Data-protection focuses on the individual rights (right to be let alone, right to protect personal intimate space). Technical jargon was removed and norms were less linked to stages of technology. Decision power was given to the individual to choose what data would be used for what purposes. International data exchange was first handled, though based on "rules of reciprocity." Data-protection institutions not only investigated data-protection offenses, but help citizens enforce their rights. Citizens were forced to choose between societal exclusion or open data exchange.
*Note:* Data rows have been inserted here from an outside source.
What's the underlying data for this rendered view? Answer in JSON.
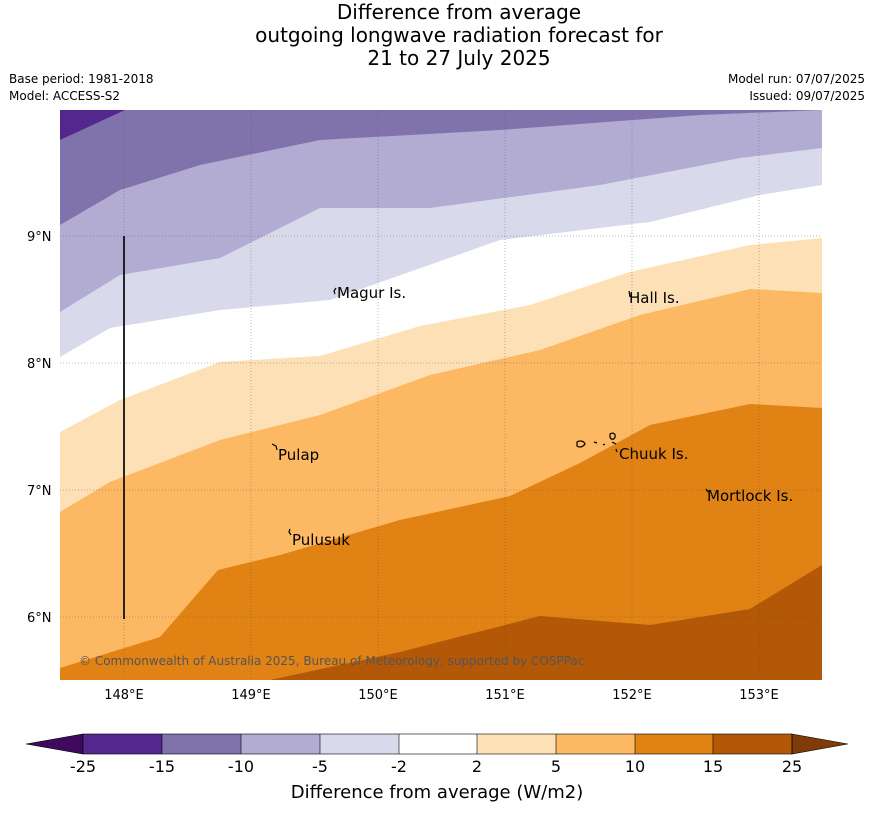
{
  "title": {
    "line1": "Difference from average",
    "line2": "outgoing longwave radiation forecast for",
    "line3": "21 to 27 July 2025"
  },
  "meta": {
    "base_period": "Base period: 1981-2018",
    "model": "Model: ACCESS-S2",
    "model_run": "Model run: 07/07/2025",
    "issued": "Issued: 09/07/2025"
  },
  "map": {
    "lat_ticks": [
      "9°N",
      "8°N",
      "7°N",
      "6°N"
    ],
    "lon_ticks": [
      "148°E",
      "149°E",
      "150°E",
      "151°E",
      "152°E",
      "153°E"
    ],
    "places": [
      "Magur Is.",
      "Hall Is.",
      "Pulap",
      "Chuuk Is.",
      "Mortlock Is.",
      "Pulusuk"
    ],
    "copyright": "© Commonwealth of Australia 2025, Bureau of Meteorology, supported by COSPPac",
    "colors": {
      "lt_minus25": "#3f0a5e",
      "minus25_minus15": "#54278f",
      "minus15_minus10": "#8073ac",
      "minus10_minus5": "#b2abd2",
      "minus5_minus2": "#d8daeb",
      "minus2_2": "#ffffff",
      "2_5": "#fee0b6",
      "5_10": "#fdb863",
      "10_15": "#e08214",
      "15_25": "#b35806",
      "gt_25": "#7f3b08"
    }
  },
  "colorbar": {
    "labels": [
      "-25",
      "-15",
      "-10",
      "-5",
      "-2",
      "2",
      "5",
      "10",
      "15",
      "25"
    ],
    "title": "Difference from average (W/m2)"
  }
}
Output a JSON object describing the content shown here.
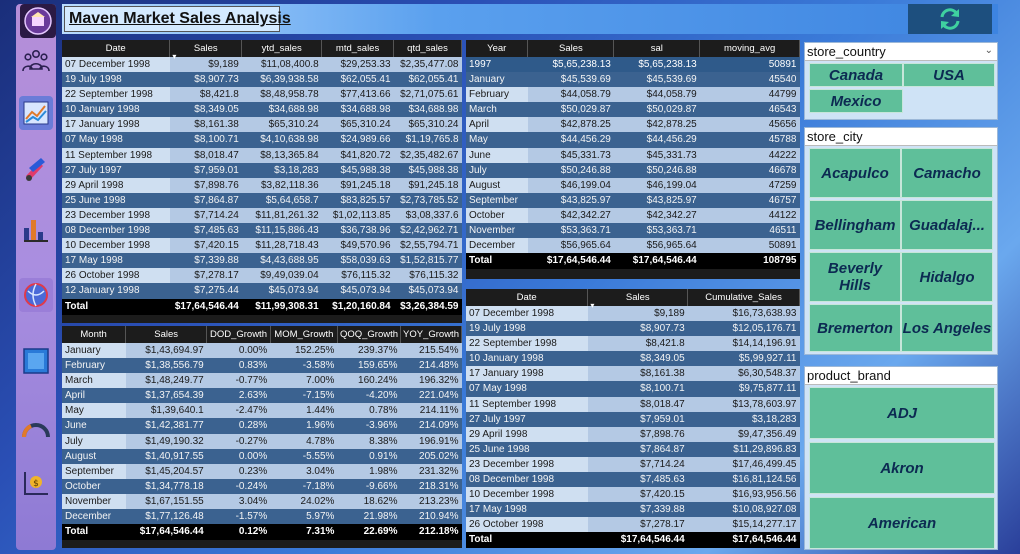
{
  "header": {
    "title": "Maven Market Sales Analysis"
  },
  "nav": {
    "logo_label": "MAVEN",
    "icons": [
      "people-icon",
      "line-chart-icon",
      "paint-brush-icon",
      "bar-chart-icon",
      "globe-icon",
      "notebook-icon",
      "gauge-icon",
      "dollar-chart-icon"
    ]
  },
  "daily_table": {
    "columns": [
      "Date",
      "Sales",
      "ytd_sales",
      "mtd_sales",
      "qtd_sales"
    ],
    "rows": [
      [
        "07 December 1998",
        "$9,189",
        "$11,08,400.8",
        "$29,253.33",
        "$2,35,477.08"
      ],
      [
        "19 July 1998",
        "$8,907.73",
        "$6,39,938.58",
        "$62,055.41",
        "$62,055.41"
      ],
      [
        "22 September 1998",
        "$8,421.8",
        "$8,48,958.78",
        "$77,413.66",
        "$2,71,075.61"
      ],
      [
        "10 January 1998",
        "$8,349.05",
        "$34,688.98",
        "$34,688.98",
        "$34,688.98"
      ],
      [
        "17 January 1998",
        "$8,161.38",
        "$65,310.24",
        "$65,310.24",
        "$65,310.24"
      ],
      [
        "07 May 1998",
        "$8,100.71",
        "$4,10,638.98",
        "$24,989.66",
        "$1,19,765.8"
      ],
      [
        "11 September 1998",
        "$8,018.47",
        "$8,13,365.84",
        "$41,820.72",
        "$2,35,482.67"
      ],
      [
        "27 July 1997",
        "$7,959.01",
        "$3,18,283",
        "$45,988.38",
        "$45,988.38"
      ],
      [
        "29 April 1998",
        "$7,898.76",
        "$3,82,118.36",
        "$91,245.18",
        "$91,245.18"
      ],
      [
        "25 June 1998",
        "$7,864.87",
        "$5,64,658.7",
        "$83,825.57",
        "$2,73,785.52"
      ],
      [
        "23 December 1998",
        "$7,714.24",
        "$11,81,261.32",
        "$1,02,113.85",
        "$3,08,337.6"
      ],
      [
        "08 December 1998",
        "$7,485.63",
        "$11,15,886.43",
        "$36,738.96",
        "$2,42,962.71"
      ],
      [
        "10 December 1998",
        "$7,420.15",
        "$11,28,718.43",
        "$49,570.96",
        "$2,55,794.71"
      ],
      [
        "17 May 1998",
        "$7,339.88",
        "$4,43,688.95",
        "$58,039.63",
        "$1,52,815.77"
      ],
      [
        "26 October 1998",
        "$7,278.17",
        "$9,49,039.04",
        "$76,115.32",
        "$76,115.32"
      ],
      [
        "12 January 1998",
        "$7,275.44",
        "$45,073.94",
        "$45,073.94",
        "$45,073.94"
      ]
    ],
    "total": [
      "Total",
      "$17,64,546.44",
      "$11,99,308.31",
      "$1,20,160.84",
      "$3,26,384.59"
    ]
  },
  "yearly_table": {
    "columns": [
      "Year",
      "Sales",
      "sal",
      "moving_avg"
    ],
    "rows": [
      [
        "1997",
        "$5,65,238.13",
        "$5,65,238.13",
        "50891"
      ],
      [
        "January",
        "$45,539.69",
        "$45,539.69",
        "45540"
      ],
      [
        "February",
        "$44,058.79",
        "$44,058.79",
        "44799"
      ],
      [
        "March",
        "$50,029.87",
        "$50,029.87",
        "46543"
      ],
      [
        "April",
        "$42,878.25",
        "$42,878.25",
        "45656"
      ],
      [
        "May",
        "$44,456.29",
        "$44,456.29",
        "45788"
      ],
      [
        "June",
        "$45,331.73",
        "$45,331.73",
        "44222"
      ],
      [
        "July",
        "$50,246.88",
        "$50,246.88",
        "46678"
      ],
      [
        "August",
        "$46,199.04",
        "$46,199.04",
        "47259"
      ],
      [
        "September",
        "$43,825.97",
        "$43,825.97",
        "46757"
      ],
      [
        "October",
        "$42,342.27",
        "$42,342.27",
        "44122"
      ],
      [
        "November",
        "$53,363.71",
        "$53,363.71",
        "46511"
      ],
      [
        "December",
        "$56,965.64",
        "$56,965.64",
        "50891"
      ]
    ],
    "total": [
      "Total",
      "$17,64,546.44",
      "$17,64,546.44",
      "108795"
    ]
  },
  "monthly_table": {
    "columns": [
      "Month",
      "Sales",
      "DOD_Growth",
      "MOM_Growth",
      "QOQ_Growth",
      "YOY_Growth"
    ],
    "rows": [
      [
        "January",
        "$1,43,694.97",
        "0.00%",
        "152.25%",
        "239.37%",
        "215.54%"
      ],
      [
        "February",
        "$1,38,556.79",
        "0.83%",
        "-3.58%",
        "159.65%",
        "214.48%"
      ],
      [
        "March",
        "$1,48,249.77",
        "-0.77%",
        "7.00%",
        "160.24%",
        "196.32%"
      ],
      [
        "April",
        "$1,37,654.39",
        "2.63%",
        "-7.15%",
        "-4.20%",
        "221.04%"
      ],
      [
        "May",
        "$1,39,640.1",
        "-2.47%",
        "1.44%",
        "0.78%",
        "214.11%"
      ],
      [
        "June",
        "$1,42,381.77",
        "0.28%",
        "1.96%",
        "-3.96%",
        "214.09%"
      ],
      [
        "July",
        "$1,49,190.32",
        "-0.27%",
        "4.78%",
        "8.38%",
        "196.91%"
      ],
      [
        "August",
        "$1,40,917.55",
        "0.00%",
        "-5.55%",
        "0.91%",
        "205.02%"
      ],
      [
        "September",
        "$1,45,204.57",
        "0.23%",
        "3.04%",
        "1.98%",
        "231.32%"
      ],
      [
        "October",
        "$1,34,778.18",
        "-0.24%",
        "-7.18%",
        "-9.66%",
        "218.31%"
      ],
      [
        "November",
        "$1,67,151.55",
        "3.04%",
        "24.02%",
        "18.62%",
        "213.23%"
      ],
      [
        "December",
        "$1,77,126.48",
        "-1.57%",
        "5.97%",
        "21.98%",
        "210.94%"
      ]
    ],
    "total": [
      "Total",
      "$17,64,546.44",
      "0.12%",
      "7.31%",
      "22.69%",
      "212.18%"
    ]
  },
  "cumulative_table": {
    "columns": [
      "Date",
      "Sales",
      "Cumulative_Sales"
    ],
    "rows": [
      [
        "07 December 1998",
        "$9,189",
        "$16,73,638.93"
      ],
      [
        "19 July 1998",
        "$8,907.73",
        "$12,05,176.71"
      ],
      [
        "22 September 1998",
        "$8,421.8",
        "$14,14,196.91"
      ],
      [
        "10 January 1998",
        "$8,349.05",
        "$5,99,927.11"
      ],
      [
        "17 January 1998",
        "$8,161.38",
        "$6,30,548.37"
      ],
      [
        "07 May 1998",
        "$8,100.71",
        "$9,75,877.11"
      ],
      [
        "11 September 1998",
        "$8,018.47",
        "$13,78,603.97"
      ],
      [
        "27 July 1997",
        "$7,959.01",
        "$3,18,283"
      ],
      [
        "29 April 1998",
        "$7,898.76",
        "$9,47,356.49"
      ],
      [
        "25 June 1998",
        "$7,864.87",
        "$11,29,896.83"
      ],
      [
        "23 December 1998",
        "$7,714.24",
        "$17,46,499.45"
      ],
      [
        "08 December 1998",
        "$7,485.63",
        "$16,81,124.56"
      ],
      [
        "10 December 1998",
        "$7,420.15",
        "$16,93,956.56"
      ],
      [
        "17 May 1998",
        "$7,339.88",
        "$10,08,927.08"
      ],
      [
        "26 October 1998",
        "$7,278.17",
        "$15,14,277.17"
      ]
    ],
    "total": [
      "Total",
      "$17,64,546.44",
      "$17,64,546.44"
    ]
  },
  "slicers": {
    "store_country": {
      "title": "store_country",
      "options": [
        "Canada",
        "USA",
        "Mexico"
      ]
    },
    "store_city": {
      "title": "store_city",
      "options": [
        "Acapulco",
        "Camacho",
        "Bellingham",
        "Guadalaj...",
        "Beverly Hills",
        "Hidalgo",
        "Bremerton",
        "Los Angeles"
      ]
    },
    "product_brand": {
      "title": "product_brand",
      "options": [
        "ADJ",
        "Akron",
        "American"
      ]
    }
  },
  "colors": {
    "row_light": "#b4c9e4",
    "row_dark": "#3b6290",
    "chip": "#5fbf9a",
    "header_bg": "#1c1c1c"
  }
}
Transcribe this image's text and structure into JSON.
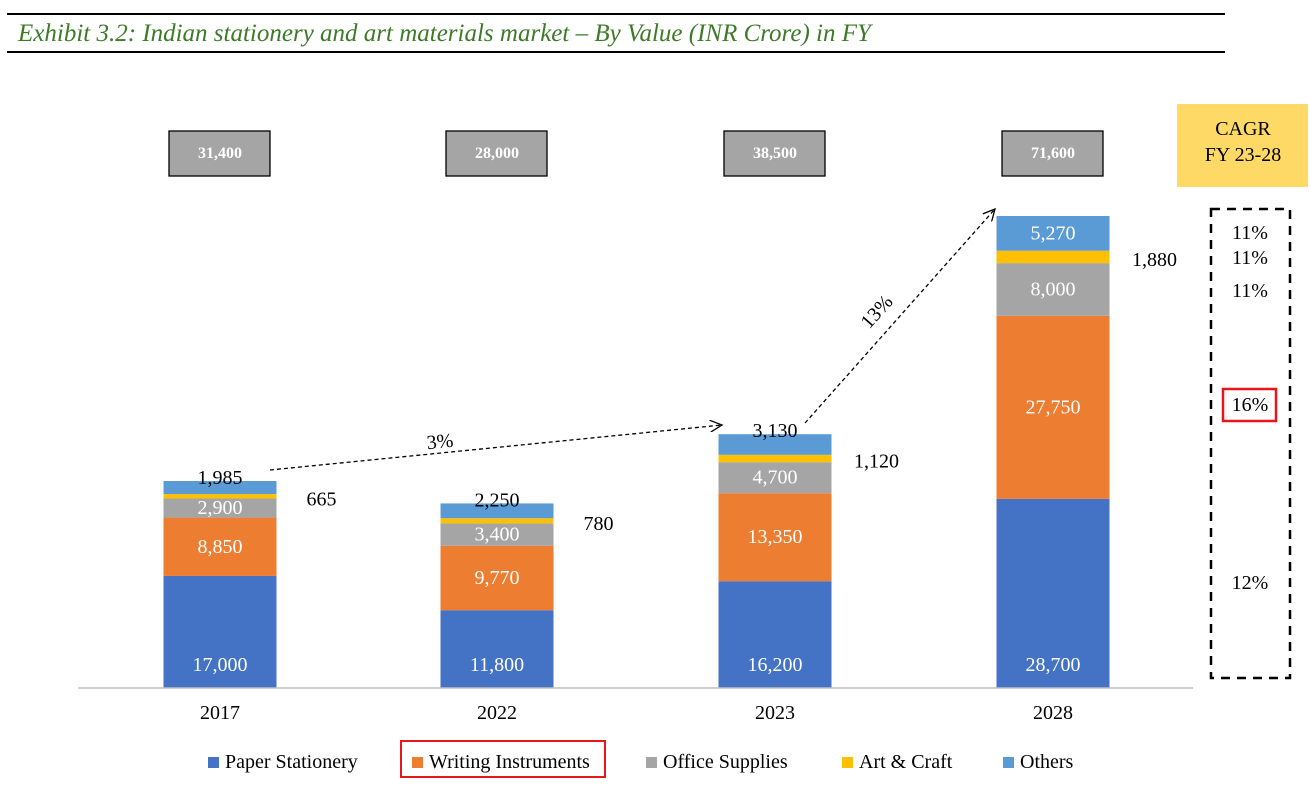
{
  "header": {
    "title": "Exhibit 3.2: Indian stationery and art materials market – By Value (INR Crore) in FY"
  },
  "chart_data": {
    "type": "bar",
    "stacked": true,
    "title": "Exhibit 3.2: Indian stationery and art materials market – By Value (INR Crore) in FY",
    "categories": [
      "2017",
      "2022",
      "2023",
      "2028"
    ],
    "series": [
      {
        "name": "Paper Stationery",
        "color": "#4472c4",
        "values": [
          17000,
          11800,
          16200,
          28700
        ],
        "labels": [
          "17,000",
          "11,800",
          "16,200",
          "28,700"
        ]
      },
      {
        "name": "Writing Instruments",
        "color": "#ed7d31",
        "values": [
          8850,
          9770,
          13350,
          27750
        ],
        "labels": [
          "8,850",
          "9,770",
          "13,350",
          "27,750"
        ]
      },
      {
        "name": "Office Supplies",
        "color": "#a5a5a5",
        "values": [
          2900,
          3400,
          4700,
          8000
        ],
        "labels": [
          "2,900",
          "3,400",
          "4,700",
          "8,000"
        ]
      },
      {
        "name": "Art & Craft",
        "color": "#ffc000",
        "values": [
          665,
          780,
          1120,
          1880
        ],
        "labels": [
          "665",
          "780",
          "1,120",
          "1,880"
        ]
      },
      {
        "name": "Others",
        "color": "#5b9bd5",
        "values": [
          1985,
          2250,
          3130,
          5270
        ],
        "labels": [
          "1,985",
          "2,250",
          "3,130",
          "5,270"
        ]
      }
    ],
    "totals": [
      "31,400",
      "28,000",
      "38,500",
      "71,600"
    ],
    "growth_arrows": [
      {
        "from": "2017",
        "to": "2023",
        "label": "3%"
      },
      {
        "from": "2023",
        "to": "2028",
        "label": "13%"
      }
    ],
    "cagr": {
      "header_line1": "CAGR",
      "header_line2": "FY 23-28",
      "values": {
        "Others": "11%",
        "Art & Craft": "11%",
        "Office Supplies": "11%",
        "Writing Instruments": "16%",
        "Paper Stationery": "12%"
      },
      "highlight": "Writing Instruments"
    },
    "legend": [
      "Paper Stationery",
      "Writing Instruments",
      "Office Supplies",
      "Art & Craft",
      "Others"
    ],
    "legend_position": "bottom",
    "highlighted_legend": "Writing Instruments",
    "grid": false
  }
}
Directions toward individual rights:

French Data-protection Statute

Austrian Data-protection Statute

Danish Data-protection Statute

Norwegian Data-protection Statute

Third Generation: The Right to Information Self-Determination

"The basic right of the individual to determine the release and use of his own personal data." (pg. 229)

Government must explain why the requested data is needed and "what… consequences…denial of consent to processing might entail." (pg.230)

The problem to be addressed is: Efficiency increase and mobility of data security measures. Norms are that of the individual right to self-determination and the belief that citizens would exercise this right. Data-protection remained a minority privilege that were both economically and socially.

Directions toward Individual Self-determination:

German States’ Data-protection Statutes

Amendment to the Austrian Data-protection Law

Norwegian Data-protection Act

Constitutional provision in the Netherlands

Finnish Persons Register Act of 1987

Fourth Generation: Holistic and Sectoral Perspectives

Norms: 1)equalize bargaining positions and 2)legislators subject some freedoms to mandatory legal protection. Advocacy and adjudication became separate. Individual participation.

1995 European Union Directive calls for codes of conduct for data-protection.